Dominic Trewartha, Managing Analyst for GBI Research, explains: “Breast cancer has the largest product pipeline in the pharmaceutical industry, and its significant patient population and successful commercialization of drugs such as Herceptin have attracted a great deal of R&D investment.

“The sheer number of first-in-class products in development reflects a deepening scientific understanding of the underlying pathophysiology of breast cancer and a growing list of molecules that have been implicated in the initiation and progression of the disease.

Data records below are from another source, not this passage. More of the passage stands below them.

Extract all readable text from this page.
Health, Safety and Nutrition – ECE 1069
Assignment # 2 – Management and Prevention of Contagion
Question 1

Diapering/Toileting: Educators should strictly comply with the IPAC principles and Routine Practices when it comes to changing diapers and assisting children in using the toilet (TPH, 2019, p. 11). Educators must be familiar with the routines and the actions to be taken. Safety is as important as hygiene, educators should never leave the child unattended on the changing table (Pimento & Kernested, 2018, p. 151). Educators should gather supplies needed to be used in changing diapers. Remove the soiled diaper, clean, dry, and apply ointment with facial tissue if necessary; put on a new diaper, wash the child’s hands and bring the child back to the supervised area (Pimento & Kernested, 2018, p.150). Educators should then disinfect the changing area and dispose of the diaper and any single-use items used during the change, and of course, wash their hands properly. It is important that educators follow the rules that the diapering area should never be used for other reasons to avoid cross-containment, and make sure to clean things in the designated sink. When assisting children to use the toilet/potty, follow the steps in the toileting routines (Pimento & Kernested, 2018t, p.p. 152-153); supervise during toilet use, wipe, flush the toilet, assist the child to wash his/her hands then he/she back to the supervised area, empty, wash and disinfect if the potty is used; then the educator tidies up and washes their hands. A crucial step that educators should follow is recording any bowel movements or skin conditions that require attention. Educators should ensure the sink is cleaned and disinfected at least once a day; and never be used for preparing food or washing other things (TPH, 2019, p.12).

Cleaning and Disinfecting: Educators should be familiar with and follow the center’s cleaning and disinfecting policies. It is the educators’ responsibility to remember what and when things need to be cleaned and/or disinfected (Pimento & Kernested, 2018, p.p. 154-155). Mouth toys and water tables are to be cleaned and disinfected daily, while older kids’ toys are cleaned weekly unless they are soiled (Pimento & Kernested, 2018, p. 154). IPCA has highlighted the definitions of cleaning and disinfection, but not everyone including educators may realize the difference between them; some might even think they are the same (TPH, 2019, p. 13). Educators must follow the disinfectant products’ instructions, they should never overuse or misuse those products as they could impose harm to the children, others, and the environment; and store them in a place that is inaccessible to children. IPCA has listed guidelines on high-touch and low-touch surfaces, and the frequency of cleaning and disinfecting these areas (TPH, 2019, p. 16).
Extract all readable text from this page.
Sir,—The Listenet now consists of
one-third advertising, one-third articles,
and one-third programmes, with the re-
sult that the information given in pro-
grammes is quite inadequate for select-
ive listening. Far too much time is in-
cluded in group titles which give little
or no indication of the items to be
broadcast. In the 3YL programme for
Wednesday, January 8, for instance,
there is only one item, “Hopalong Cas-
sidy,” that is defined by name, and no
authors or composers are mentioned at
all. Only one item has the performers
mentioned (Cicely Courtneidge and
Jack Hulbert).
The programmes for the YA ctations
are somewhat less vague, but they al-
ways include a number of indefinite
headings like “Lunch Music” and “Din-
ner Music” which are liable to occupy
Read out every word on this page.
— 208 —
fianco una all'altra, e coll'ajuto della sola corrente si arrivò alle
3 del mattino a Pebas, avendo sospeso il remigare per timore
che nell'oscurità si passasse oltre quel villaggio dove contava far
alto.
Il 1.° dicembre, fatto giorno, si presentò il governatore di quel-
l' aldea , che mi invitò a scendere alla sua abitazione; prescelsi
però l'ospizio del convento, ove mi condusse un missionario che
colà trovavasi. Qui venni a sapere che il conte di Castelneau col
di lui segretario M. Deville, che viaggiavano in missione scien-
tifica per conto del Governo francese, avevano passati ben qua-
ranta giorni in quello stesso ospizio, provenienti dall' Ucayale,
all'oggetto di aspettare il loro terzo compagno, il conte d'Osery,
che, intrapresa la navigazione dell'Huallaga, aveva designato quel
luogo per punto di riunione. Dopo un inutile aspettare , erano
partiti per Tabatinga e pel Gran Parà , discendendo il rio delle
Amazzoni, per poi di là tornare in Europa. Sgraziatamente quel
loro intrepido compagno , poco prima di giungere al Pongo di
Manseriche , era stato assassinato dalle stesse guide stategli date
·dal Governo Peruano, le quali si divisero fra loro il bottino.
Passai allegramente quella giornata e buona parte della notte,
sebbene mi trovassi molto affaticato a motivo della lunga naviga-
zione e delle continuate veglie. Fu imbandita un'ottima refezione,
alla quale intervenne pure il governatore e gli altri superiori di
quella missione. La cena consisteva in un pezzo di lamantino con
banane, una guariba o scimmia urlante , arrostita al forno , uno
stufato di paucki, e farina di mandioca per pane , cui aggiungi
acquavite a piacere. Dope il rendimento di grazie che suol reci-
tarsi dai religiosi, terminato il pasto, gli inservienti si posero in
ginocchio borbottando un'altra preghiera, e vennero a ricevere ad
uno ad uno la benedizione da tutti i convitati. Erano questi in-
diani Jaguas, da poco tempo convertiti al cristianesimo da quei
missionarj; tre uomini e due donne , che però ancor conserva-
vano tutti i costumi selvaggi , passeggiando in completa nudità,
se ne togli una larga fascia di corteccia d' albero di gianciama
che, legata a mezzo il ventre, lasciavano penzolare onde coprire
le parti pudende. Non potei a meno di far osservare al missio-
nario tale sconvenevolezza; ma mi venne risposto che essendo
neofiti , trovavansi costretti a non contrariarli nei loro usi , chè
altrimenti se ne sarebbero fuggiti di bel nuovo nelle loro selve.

“Although the development of products for novel molecular targets is risky, as their role in disease pathophysiology is often poorly characterized, the breast cancer pipeline also has the potential to yield therapies that outperform existing products and mechanisms of action.”

Multiple targeted therapies will positively change the clinical landscape

While the cure rate for early-stage breast cancer is currently high, and the safety and tolerability profiles of existing monoclonal Antibodies (mAbs) are strong, more advanced forms of the disease, such as metastatic cancer, are not so treatable.

Trewartha explains: “Due to the highly complex and polygenic nature of breast cancer, it is unlikely that the inhibition of a single target will be sufficient to substantially improve the prognosis in the clinic.

“However, it is far more likely that the concurrent use of multiple targeted therapies, along with other available modes of therapy, will be able to do this, which will positively change the clinical landscape.”